An amateur internet telescope observes light from a stellar explosion older than Earth.
Provided by the Seeing in the Dark Internet Telescope
GRB 000131
The SIDNIT photos found a GRB like GRB 000131 imaged here. The image was taken with the ESO's Very Large Telescope.
ESO
April 2, 2008
Light from an explosion more than half way across the universe has been detected by an internet amateur telescope that takes images for students and teachers free of charge.

The explosion, known as a gamma-ray burst, was photographed by the Seeing in the Dark Internet Telescope (SIDINT) in New Mexico on March 30. The SIDINT digital photos show the burst flaring up briefly and then fading from view within 4 hours.

Funded by the National Science Foundation, SIDINT is part of the public outreach effort associated with science writer Timothy Ferris's documentary film Seeing in the Dark. The telescope has taken thousands of images for students and teachers who visit the show's web site. The film, which premiered last year, is scheduled for rebroadcast on PBS at 8 P.M. Wednesday, June 11, 2008 (check local listings).
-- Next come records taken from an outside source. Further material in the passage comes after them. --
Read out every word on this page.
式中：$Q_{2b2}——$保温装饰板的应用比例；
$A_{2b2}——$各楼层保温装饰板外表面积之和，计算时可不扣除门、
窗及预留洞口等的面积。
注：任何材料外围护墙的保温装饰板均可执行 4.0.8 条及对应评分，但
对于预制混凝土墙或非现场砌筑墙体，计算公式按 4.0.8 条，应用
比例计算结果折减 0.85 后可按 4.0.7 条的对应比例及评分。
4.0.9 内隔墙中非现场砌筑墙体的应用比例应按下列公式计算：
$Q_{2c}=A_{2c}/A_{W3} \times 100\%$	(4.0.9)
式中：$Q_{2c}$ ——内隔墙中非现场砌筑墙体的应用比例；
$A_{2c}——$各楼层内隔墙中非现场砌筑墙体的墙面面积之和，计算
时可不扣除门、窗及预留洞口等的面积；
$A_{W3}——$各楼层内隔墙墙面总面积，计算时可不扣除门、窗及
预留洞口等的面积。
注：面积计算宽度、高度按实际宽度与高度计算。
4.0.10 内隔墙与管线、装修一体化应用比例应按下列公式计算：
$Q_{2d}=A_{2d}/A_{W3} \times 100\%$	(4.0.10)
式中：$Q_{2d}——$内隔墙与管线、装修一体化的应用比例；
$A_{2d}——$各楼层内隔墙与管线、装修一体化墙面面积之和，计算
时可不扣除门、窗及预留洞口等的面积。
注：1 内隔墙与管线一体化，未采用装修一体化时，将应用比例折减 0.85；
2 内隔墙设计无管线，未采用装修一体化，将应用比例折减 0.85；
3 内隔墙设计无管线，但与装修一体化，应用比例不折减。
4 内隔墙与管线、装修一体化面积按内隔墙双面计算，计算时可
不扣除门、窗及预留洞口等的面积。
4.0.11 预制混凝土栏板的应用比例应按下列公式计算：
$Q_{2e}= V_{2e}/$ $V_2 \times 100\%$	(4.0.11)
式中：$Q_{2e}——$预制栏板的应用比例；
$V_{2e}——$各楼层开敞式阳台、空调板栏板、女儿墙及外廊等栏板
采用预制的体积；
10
Astronomers studying the gamma-ray burst determined that its light traveled 8.4 billion light-years &#8212 more than half way across the radius of the observable universe &#8212 before reaching Earth. The light therefore was older than the Sun and Earth, which formed some 4.5 billion years ago.

"This detection of ancient light demonstrates that amateur astronomers with backyard telescopes can make real contributions to science, observing celestial events that were beyond the reach of even the largest professional telescopes within living memory," says Ferris, whose film celebrates amateur astronomy. One of the stargazers appearing in the film, the rock musician Michael Koppelman, photographed an even more remote gamma-ray burst from his homemade observatory in rural Minnesota in 2006.

Gamma-ray bursts are the most energetic events in the known universe. Astronomers remain uncertain about just how they are created, but one mechanism may be the collapse of a giant star to form a black hole, resulting in a titanic explosion that can spit out intense jets of gamma rays, X-rays, and visible light.

When NASA's orbiting SWIFT satellite detected the March 30 gamma-ray burst, it automatically emails the celestial coordinates to professional and amateur astronomers around the world. In Tucson, Arizona, SIDINT telescope manager Adam Block responded quickly to the news, activating the telescope over the internet and obtaining a sequence of images within minutes of the SWIFT alert. The resulting light curve data can be employed by astrophysicists to help understand how the bursts are produced. See a video of Block's SIDINT images here.

The March 30 gamma-ray burst was also imaged by professional astronomers at observatories in France, Chile, Sweden, England, Arizona, Texas, and by the orbiting Japanese Hinode X-Ray Telescope. But the SIDINT images are the sole amateur contributions posted to date.

Viewers of the film Seeing in the Dark see SIDINT being installed by a team of four specialists in under 3 hours. The telescope consists entirely of commercially available, off-the-shelf components, but its computer-controlled mount and sensitive digital camera give it a range exceeding that of the famous Hale reflector at Palomar a half century ago, then the world's largest telescope. Students using SIDINT are able to photograph galaxies more than 100 million light-years from Earth.